Fort Jackson, S.C., transitioned it emergency room back in 1999 to an urgent care center, and have been extremely successful, Cardenas added.

The second reason for the transition is to save money. An estimated $2 million a year can be saved by making this transition, according to Cardenas.

"We're obviously going to change the staffing structure. We will no longer require emergency room physicians, which can be costly and hard to find. We have had to rely heavily on contracting those emergency room physicians," Cardenas said.

He added that they will put primary care providers in the urgent care center, along with family practice nurse practitioners, physician's assistants, medics and support staff. The urgent care center will be open 24/7, 365 days a year at first. Its hours will be reassessed in the future. There will be no loss of services. If a patient comes in and has a broken arm or a broken leg, we still have the orthopedic services here that can be called in, if they are not here already. And they can come in and assess that patient and then take care of them. We won't have to send them out," Cardenas said.

RACH will also continue to maintain two ambulances with EMS (Emergency Medical Services) paramedics at the hospital to respond to on-post calls. The paramedics can assess the patient's condition, in consultation with RACH doctors and those who handle emergency services here in Lawton.

Dr. (Capt.) Aaron Proffitt, chief of the Emergency Medicine department and ER doctor, said this transition will allow RACH staff to focus more on the needs of the patients who will come to the urgent care center.

"This is really the reason behind the transition from ER to an urgent care center.

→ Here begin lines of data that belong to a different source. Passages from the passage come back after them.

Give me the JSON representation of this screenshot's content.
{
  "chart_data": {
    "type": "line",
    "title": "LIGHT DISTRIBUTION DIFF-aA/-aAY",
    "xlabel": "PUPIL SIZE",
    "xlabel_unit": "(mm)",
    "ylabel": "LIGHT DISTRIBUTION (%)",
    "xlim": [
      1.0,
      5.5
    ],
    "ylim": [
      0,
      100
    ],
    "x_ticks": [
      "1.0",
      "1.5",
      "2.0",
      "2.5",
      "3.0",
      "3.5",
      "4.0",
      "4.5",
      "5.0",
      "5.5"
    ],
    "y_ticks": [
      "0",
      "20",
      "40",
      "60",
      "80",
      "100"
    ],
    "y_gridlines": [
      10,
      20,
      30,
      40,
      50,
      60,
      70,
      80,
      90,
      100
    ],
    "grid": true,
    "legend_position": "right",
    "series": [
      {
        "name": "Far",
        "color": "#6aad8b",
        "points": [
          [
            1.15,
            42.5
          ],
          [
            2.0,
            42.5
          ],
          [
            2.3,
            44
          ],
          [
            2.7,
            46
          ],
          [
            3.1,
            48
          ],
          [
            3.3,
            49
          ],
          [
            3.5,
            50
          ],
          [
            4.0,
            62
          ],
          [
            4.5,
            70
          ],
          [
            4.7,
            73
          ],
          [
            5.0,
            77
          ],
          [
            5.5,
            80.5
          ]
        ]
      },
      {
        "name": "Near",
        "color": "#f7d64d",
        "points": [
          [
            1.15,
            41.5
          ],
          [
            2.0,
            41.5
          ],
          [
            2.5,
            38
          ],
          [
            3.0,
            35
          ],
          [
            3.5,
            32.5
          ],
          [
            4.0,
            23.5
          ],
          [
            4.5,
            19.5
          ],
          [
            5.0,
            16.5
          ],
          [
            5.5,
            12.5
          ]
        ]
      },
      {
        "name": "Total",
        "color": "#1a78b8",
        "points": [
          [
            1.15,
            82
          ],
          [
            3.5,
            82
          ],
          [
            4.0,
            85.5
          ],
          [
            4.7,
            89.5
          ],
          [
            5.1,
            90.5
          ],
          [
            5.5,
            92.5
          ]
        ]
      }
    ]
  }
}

We will have more time to focus on these patients, while the critical emergency cases will be treated at Comanche or Southwestern. We have a great paramedic staff and have faith that they will make the call where to send the patients," Proffitt said. "That will allow us to devote more time and resources to caring of non-emergency patients,"

Proffitt also said that the makeup of the nursing staff will slowly transition from registered nurses to licensed vocational nurses and licensed practical nurses.

Cardenas added that RACH will still have behavioral health providers on-site and on-call to deal with suicide attempts that come into the urgent care center. They will assess the patient and determine what level of care is needed, whether in-patient or outpatient care at the hospital, or at another facility.

Women who are in labor will continue to go to the labor and delivery ward at RACH and not go to the urgent care center.

"If you are a TRICARE beneficiary living in the community, and you have a true emergency situation, you should call 9-1-1, or if someone can take you, go immediately to Comanche or Southwestern hospitals and not try to come to RACH. Of course we know we try to educate our community, there are going be patients show up here with emergency-type situations. We will assess the patient quickly and move them to the right facility as fast as possible," Cardenas said.

"None of the cost for emergency room visits downtown will be billed to the patient, as well as any medications that are prescribed during the ER visit. The patient will have the option of having the prescriptions filled at Comanche, at a retail pharmacy in town, or they can have it filled at the RACH pharmacy at the earliest opportunity. All of the costs will be billed through TRICARE," Cardenas said. "We do the TRICARE authorization once we know they were down there. Again, it is the prudent decision of the patient or the family member as to what level of care they need, that will take them to the ER."

Cardenas added that, if a patient goes to the emergency room downtown and it turns out to not be an emergency, but they felt it was an emergency, the ER visit will still be covered by TRICARE.

"We want to make sure that the patient is safe and that we're providing them the level of care in the right environment, be it in the urgent care center or the emergency rooms in Lawton," Cardenas said. "Our goal is that our patients are given the right level of care at the right time."